Leaving out that data has real repercussions. “It short changes anyone who is actually trying to improve the genome,” by presenting an inaccurate view of what is completed.
“Biology computation is enough of a black box for enough biologists that they simply don’t realize how uncertain we really are,” Brown said.
He recounted a conversation over lunch with a colleague trying to choose the “right” option from three slightly different test results. “Why aren’t you content with just having three results?” Brown asked. “Because then we won’t know which result is the correct one,” was the response.
“Why,” Brown countered, “when you only had one result, did you think that was the correct one?”
It’s a paradigm that computer scientists are comfortable with, he said, but biologists are very wary of.
Once the uncertainty inherent in genome assembly is fully open, what can be done to address it? How does one work with 12 different boa constrictor assemblies from the same dataset?
“There are no good ways to combine those assemblies and no good ways to compare those assemblies. We’re really facing a lack of tools,” Brown said. “It’s much more exciting to write your own nifty tool that does something subtly different from what everyone else has done, than to actually do a good job of comparing and evaluating tools.”
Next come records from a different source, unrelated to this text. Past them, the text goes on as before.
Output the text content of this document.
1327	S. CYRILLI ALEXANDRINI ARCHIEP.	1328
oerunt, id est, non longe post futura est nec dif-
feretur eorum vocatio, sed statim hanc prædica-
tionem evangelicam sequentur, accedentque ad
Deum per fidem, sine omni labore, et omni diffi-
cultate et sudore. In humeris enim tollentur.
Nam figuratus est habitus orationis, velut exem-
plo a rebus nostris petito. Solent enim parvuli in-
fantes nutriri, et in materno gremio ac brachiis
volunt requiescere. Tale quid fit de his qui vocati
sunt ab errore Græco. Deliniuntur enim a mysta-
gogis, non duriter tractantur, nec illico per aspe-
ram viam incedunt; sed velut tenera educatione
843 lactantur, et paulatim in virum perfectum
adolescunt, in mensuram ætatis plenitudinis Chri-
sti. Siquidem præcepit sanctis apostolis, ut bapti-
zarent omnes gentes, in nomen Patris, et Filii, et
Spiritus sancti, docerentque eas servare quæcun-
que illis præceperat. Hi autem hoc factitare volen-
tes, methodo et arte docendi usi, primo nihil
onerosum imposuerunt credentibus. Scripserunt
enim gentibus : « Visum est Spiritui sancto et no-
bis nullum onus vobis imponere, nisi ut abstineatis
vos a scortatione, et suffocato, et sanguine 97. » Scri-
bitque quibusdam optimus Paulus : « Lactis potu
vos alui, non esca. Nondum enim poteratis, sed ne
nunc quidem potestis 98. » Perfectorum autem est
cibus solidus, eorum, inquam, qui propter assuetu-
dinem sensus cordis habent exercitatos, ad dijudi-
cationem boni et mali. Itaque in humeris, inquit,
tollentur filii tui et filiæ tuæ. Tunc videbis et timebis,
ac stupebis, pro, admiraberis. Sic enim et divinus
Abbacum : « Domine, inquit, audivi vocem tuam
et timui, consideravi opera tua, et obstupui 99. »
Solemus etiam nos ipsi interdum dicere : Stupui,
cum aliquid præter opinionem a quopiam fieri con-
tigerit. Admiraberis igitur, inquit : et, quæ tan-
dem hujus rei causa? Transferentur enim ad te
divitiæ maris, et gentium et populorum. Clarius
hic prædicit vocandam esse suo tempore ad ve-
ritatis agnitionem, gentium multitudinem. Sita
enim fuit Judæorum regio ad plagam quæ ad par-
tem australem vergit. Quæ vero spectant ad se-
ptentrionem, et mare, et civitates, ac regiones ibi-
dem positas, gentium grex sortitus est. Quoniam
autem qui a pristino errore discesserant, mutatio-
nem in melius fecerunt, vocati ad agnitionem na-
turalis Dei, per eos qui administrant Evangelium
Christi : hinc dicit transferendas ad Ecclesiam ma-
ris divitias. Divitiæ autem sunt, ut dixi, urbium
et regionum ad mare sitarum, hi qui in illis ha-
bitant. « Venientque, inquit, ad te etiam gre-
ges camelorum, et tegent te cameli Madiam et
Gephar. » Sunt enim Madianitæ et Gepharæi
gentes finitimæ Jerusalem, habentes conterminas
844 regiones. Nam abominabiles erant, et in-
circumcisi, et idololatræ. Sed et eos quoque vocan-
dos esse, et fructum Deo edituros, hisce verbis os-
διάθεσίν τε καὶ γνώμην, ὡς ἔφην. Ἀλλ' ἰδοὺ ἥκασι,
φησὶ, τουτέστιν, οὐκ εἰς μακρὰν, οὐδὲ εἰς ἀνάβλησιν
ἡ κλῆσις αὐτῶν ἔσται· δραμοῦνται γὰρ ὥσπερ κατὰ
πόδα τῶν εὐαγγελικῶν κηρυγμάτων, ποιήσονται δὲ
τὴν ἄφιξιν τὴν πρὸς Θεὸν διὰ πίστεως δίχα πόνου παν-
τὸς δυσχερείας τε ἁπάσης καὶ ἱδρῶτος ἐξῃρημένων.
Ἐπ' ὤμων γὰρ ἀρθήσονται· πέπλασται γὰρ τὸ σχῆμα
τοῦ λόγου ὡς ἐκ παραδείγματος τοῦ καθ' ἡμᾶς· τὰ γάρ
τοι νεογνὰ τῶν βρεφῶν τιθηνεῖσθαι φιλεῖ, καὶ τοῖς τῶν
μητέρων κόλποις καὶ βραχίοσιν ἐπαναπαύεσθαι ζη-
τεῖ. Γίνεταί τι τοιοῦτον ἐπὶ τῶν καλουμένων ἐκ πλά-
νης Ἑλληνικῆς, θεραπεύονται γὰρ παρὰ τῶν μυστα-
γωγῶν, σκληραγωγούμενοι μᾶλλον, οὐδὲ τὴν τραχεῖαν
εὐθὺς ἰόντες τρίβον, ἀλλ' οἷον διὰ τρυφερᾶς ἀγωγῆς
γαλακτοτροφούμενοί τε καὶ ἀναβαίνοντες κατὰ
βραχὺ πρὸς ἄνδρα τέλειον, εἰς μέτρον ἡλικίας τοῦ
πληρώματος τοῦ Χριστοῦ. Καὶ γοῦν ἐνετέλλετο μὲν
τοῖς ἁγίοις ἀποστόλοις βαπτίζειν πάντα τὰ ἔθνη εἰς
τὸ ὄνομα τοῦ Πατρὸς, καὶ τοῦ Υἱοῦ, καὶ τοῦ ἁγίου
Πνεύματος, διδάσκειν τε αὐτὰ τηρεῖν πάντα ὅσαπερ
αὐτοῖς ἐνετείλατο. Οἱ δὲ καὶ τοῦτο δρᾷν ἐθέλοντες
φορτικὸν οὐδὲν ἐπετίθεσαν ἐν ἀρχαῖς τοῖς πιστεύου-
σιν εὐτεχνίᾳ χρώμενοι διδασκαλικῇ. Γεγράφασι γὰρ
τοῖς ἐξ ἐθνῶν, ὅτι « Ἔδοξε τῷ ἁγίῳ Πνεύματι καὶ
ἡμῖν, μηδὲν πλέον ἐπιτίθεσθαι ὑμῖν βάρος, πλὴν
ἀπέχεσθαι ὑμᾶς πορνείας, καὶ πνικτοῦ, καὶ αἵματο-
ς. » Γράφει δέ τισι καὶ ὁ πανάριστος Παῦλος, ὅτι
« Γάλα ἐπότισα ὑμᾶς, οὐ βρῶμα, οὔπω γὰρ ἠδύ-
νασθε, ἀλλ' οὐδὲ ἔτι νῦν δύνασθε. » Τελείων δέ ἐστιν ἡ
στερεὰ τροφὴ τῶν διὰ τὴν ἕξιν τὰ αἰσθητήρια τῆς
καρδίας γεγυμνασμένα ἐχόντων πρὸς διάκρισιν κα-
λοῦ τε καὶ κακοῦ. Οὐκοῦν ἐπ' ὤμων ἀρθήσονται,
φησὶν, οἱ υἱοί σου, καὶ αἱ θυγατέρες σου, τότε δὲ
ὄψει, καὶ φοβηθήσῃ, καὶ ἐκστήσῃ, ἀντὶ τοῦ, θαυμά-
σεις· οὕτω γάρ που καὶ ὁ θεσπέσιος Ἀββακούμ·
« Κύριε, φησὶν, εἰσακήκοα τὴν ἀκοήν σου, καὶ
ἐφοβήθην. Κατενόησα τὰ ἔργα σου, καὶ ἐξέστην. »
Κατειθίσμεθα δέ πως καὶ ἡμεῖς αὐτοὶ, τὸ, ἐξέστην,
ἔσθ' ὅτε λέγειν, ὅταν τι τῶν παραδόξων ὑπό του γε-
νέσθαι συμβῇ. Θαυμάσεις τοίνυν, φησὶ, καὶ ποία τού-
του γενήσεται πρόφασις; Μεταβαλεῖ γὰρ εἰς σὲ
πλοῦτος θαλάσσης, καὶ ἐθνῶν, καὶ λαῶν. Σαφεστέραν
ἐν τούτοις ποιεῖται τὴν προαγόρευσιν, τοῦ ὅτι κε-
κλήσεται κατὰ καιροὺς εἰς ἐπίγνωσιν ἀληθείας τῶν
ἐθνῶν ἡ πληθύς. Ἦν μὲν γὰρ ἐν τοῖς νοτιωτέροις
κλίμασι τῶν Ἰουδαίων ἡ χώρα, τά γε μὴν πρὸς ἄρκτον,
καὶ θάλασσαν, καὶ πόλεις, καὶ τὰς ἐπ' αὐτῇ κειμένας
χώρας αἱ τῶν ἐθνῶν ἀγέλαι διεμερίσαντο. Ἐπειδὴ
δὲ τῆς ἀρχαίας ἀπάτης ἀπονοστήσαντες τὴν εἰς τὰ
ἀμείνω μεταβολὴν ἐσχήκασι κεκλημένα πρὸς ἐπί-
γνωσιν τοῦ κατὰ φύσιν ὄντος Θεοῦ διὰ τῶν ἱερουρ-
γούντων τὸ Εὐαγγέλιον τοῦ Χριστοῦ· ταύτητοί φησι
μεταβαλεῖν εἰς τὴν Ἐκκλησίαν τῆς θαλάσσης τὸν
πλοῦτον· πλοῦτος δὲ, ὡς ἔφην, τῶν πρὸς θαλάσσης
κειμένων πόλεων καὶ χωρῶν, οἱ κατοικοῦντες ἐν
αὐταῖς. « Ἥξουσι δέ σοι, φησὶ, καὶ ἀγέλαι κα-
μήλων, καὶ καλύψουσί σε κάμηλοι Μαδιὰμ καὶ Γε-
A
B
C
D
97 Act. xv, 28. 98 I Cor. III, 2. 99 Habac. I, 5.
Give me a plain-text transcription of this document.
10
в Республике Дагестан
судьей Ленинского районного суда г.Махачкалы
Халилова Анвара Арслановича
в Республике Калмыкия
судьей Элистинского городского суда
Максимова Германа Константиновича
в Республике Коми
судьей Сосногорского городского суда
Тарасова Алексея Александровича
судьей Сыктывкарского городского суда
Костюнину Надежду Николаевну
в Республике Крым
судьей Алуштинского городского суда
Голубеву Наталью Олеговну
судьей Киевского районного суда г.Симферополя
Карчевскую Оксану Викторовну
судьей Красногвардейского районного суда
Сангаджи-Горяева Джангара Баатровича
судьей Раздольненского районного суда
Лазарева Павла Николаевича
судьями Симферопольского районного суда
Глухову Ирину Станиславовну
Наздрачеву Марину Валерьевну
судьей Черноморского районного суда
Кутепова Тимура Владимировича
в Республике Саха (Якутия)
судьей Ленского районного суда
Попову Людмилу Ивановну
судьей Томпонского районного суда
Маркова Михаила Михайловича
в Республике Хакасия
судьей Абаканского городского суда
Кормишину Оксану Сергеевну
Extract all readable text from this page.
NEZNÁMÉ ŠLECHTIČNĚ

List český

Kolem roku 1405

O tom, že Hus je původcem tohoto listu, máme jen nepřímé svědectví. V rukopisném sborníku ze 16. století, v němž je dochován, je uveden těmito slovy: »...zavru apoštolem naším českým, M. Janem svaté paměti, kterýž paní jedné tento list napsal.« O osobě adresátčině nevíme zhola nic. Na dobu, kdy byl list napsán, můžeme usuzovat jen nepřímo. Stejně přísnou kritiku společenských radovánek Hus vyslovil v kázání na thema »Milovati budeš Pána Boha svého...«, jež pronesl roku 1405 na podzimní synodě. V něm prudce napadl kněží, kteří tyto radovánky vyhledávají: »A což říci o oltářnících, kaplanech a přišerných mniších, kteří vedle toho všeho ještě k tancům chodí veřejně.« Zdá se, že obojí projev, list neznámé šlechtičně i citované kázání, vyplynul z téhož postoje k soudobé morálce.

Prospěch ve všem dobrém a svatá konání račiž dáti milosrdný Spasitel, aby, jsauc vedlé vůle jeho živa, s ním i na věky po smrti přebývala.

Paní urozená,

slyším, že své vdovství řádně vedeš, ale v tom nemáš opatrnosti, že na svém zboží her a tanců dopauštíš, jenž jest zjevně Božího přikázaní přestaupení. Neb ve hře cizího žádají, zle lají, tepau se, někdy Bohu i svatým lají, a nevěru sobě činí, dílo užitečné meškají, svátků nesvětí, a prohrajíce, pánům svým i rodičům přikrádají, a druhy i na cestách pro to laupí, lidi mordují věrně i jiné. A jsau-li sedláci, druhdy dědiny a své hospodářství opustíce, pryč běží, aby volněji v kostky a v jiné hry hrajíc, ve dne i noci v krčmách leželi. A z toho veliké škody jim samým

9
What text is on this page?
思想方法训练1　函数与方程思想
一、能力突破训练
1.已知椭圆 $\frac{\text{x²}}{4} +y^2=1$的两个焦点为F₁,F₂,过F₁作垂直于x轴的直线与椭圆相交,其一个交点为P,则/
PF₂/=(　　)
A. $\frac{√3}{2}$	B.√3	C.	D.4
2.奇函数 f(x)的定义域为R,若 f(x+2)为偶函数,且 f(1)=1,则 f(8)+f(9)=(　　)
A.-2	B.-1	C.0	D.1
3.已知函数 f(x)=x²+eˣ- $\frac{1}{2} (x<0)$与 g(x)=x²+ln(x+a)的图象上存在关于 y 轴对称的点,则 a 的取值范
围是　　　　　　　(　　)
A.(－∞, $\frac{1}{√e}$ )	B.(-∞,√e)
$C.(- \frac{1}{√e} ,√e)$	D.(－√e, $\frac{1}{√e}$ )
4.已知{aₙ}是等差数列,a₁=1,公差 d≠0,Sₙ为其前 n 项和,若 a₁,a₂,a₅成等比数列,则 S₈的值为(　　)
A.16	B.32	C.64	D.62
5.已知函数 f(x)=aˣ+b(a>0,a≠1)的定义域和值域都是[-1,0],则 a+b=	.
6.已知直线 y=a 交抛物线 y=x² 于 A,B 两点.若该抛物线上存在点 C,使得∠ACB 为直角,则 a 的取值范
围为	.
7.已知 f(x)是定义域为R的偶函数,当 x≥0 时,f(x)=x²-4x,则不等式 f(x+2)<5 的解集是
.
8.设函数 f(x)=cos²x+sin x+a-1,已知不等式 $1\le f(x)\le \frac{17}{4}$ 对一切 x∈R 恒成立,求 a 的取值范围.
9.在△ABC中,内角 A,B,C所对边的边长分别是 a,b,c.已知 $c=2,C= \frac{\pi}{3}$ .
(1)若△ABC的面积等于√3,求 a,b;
Brown joked that any conversation with a scientist would inevitably return to funding, and proved his point by calling for funding to develop the tools needed to compare and combine the results we have. “It all goes hand in hand, right? We can’t get the funding to develop the tools until we have the cultural outlook that says building the tools is useful.”
It’s not just tools that are necessary, but the skills to tackle these problems as well.
“The goal of assembly projects is not just to generate the assemblies but to generate the population of researchers that can make use of them. Those skills are also what you learn when you have people involved in these software development projects.”
Projects like Assemblathon will drive the maturity of the field, Brown believes. “That’s going to be a lasting legacy of this paper. Who cares what assembly we were using in 2013, but we started to have a much more mature conversation about how we should compare genomes.”